Open mikoontz opened 4 years ago

mikoontz commented 4 years ago

I get an error when running the mltools:empirical_cdf() function on a wild-caught data set-- I think related to there being some repeat values in the columns? (though I can't always reproduce the error when there are some repeats!)

Is this a fundamental limitation of the algorithm? Or is there something else more insidious that might be at work?

Here's a reproducible example (and the location in the function code where it seems to break):

library(data.table)
library(mltools)

set.seed(123)
data <- as.matrix(data.frame(x = c(rep(0, 4), 1), y = c(rep(0, 2), 4, 2, 1), z = rnorm(n = 5)))
dt <- data.table(data)

The data look like this:

> dt
   x y           z
1: 0 0 -0.56047565
2: 0 0 -0.23017749
3: 0 4  1.55870831
4: 0 2  0.07050839
5: 1 1  0.12928774

Implementing the ecdf looks like this:

(mltools_package <- empirical_cdf(dt, ubounds = dt)$CDF)

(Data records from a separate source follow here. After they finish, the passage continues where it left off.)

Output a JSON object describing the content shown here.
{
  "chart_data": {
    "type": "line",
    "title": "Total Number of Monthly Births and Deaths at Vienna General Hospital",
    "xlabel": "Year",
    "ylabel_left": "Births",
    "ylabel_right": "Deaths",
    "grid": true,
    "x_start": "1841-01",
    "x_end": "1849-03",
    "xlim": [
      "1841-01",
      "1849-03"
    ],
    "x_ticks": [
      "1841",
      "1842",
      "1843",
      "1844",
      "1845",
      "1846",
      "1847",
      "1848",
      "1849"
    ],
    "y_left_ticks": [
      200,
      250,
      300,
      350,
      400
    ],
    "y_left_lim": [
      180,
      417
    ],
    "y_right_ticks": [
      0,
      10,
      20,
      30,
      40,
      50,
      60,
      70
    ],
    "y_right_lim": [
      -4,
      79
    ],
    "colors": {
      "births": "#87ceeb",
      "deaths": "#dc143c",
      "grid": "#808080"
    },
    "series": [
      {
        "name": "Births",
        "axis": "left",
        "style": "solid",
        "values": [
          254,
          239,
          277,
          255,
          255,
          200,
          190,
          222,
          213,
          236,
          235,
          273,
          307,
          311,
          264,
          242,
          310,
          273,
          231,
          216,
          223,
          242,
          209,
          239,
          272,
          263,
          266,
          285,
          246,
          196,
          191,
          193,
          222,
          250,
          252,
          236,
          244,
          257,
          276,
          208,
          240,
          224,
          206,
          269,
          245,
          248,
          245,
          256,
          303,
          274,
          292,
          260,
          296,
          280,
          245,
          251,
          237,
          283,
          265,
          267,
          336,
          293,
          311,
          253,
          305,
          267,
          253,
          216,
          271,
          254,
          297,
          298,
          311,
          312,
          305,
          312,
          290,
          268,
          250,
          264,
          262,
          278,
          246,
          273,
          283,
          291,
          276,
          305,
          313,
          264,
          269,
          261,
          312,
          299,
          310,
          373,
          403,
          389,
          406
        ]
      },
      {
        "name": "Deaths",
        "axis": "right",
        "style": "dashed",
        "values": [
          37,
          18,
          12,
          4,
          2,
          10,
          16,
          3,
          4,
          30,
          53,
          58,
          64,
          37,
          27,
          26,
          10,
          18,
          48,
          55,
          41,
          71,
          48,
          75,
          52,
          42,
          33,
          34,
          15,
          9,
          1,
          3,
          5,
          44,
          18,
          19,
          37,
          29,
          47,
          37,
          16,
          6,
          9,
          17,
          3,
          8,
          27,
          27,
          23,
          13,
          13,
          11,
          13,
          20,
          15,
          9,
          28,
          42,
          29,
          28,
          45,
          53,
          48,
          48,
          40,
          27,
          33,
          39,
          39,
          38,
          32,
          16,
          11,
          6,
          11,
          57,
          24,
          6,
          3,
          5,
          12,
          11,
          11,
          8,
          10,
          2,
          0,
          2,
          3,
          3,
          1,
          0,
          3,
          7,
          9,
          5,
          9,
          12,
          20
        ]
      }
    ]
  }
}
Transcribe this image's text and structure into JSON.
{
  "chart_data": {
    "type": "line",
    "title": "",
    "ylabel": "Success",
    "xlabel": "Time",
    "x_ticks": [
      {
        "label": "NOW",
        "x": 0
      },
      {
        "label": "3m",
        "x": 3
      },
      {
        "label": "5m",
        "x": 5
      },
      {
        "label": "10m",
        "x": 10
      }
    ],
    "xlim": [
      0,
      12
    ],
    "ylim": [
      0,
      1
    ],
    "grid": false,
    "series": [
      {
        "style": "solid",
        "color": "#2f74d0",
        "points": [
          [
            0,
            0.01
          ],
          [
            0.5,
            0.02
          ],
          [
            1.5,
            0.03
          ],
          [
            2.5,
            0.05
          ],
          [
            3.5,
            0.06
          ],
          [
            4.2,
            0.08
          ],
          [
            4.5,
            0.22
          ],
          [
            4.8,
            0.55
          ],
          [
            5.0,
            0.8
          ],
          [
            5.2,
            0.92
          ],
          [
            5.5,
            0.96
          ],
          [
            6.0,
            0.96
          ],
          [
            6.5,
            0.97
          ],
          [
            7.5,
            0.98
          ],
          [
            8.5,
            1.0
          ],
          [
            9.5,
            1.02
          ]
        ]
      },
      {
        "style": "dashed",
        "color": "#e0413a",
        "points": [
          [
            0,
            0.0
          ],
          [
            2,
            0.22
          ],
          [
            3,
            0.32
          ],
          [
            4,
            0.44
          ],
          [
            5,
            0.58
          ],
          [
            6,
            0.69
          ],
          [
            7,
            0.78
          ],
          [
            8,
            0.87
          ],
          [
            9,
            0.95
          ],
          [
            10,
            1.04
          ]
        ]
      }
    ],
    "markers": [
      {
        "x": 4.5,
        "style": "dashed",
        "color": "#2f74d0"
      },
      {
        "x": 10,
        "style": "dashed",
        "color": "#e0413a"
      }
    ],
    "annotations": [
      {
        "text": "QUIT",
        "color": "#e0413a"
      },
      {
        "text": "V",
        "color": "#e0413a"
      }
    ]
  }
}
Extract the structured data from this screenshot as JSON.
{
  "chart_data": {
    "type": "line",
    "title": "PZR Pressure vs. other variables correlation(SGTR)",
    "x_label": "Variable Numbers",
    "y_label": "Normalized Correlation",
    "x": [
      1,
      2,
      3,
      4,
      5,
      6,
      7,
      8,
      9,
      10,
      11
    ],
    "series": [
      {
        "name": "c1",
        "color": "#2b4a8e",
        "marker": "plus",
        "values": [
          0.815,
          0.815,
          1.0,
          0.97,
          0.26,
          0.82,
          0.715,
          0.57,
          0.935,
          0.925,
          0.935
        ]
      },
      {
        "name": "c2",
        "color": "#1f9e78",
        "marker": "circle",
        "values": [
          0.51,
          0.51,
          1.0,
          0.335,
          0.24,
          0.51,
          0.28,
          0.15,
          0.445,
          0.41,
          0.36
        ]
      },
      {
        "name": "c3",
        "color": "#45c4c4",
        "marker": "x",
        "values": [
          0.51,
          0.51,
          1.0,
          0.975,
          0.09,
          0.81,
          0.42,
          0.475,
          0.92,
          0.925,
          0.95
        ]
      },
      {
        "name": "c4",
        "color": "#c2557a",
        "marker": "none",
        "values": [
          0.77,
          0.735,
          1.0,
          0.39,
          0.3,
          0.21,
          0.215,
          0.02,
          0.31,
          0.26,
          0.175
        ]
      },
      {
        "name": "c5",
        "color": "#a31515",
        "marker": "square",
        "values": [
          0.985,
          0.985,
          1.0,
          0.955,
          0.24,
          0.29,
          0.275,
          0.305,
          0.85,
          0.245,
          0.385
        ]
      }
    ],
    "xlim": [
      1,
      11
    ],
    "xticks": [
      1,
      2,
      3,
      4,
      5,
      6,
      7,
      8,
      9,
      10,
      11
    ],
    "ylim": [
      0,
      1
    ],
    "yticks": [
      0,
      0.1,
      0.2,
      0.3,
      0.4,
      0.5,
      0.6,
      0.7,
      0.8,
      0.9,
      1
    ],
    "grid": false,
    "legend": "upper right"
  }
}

And the error (from {data.table}) looks like this:

Error in vecseq(f__, len__, if (allow.cartesian || notjoin || !anyDuplicated(f__,  : 
  Join results in 17 rows; more than 10 = nrow(x)+nrow(i). Check for duplicate key values in i each of which join to the same group in x over and over again. If that's ok, try by=.EACHI to run j for each group to avoid the large allocation. If you are sure you wish to proceed, rerun with allow.cartesian=TRUE. Otherwise, please search for this error message in the FAQ, Wiki, Stack Overflow and data.table issue tracker for advice.

This appears to break during the rolling join (https://github.com/ben519/mltools/blob/e952f3b06d035502c16d090a64f54759f0dc94ab/R/empirical_cdf.R#L99).

Copypasting your function code to my script and (naively!) adding "allow.cartesian=TRUE" to the rolling join line gives CDF results greater than 1, so it doesn't seem to be a super simple fix.

Is this just a limitation of this particular algorithm?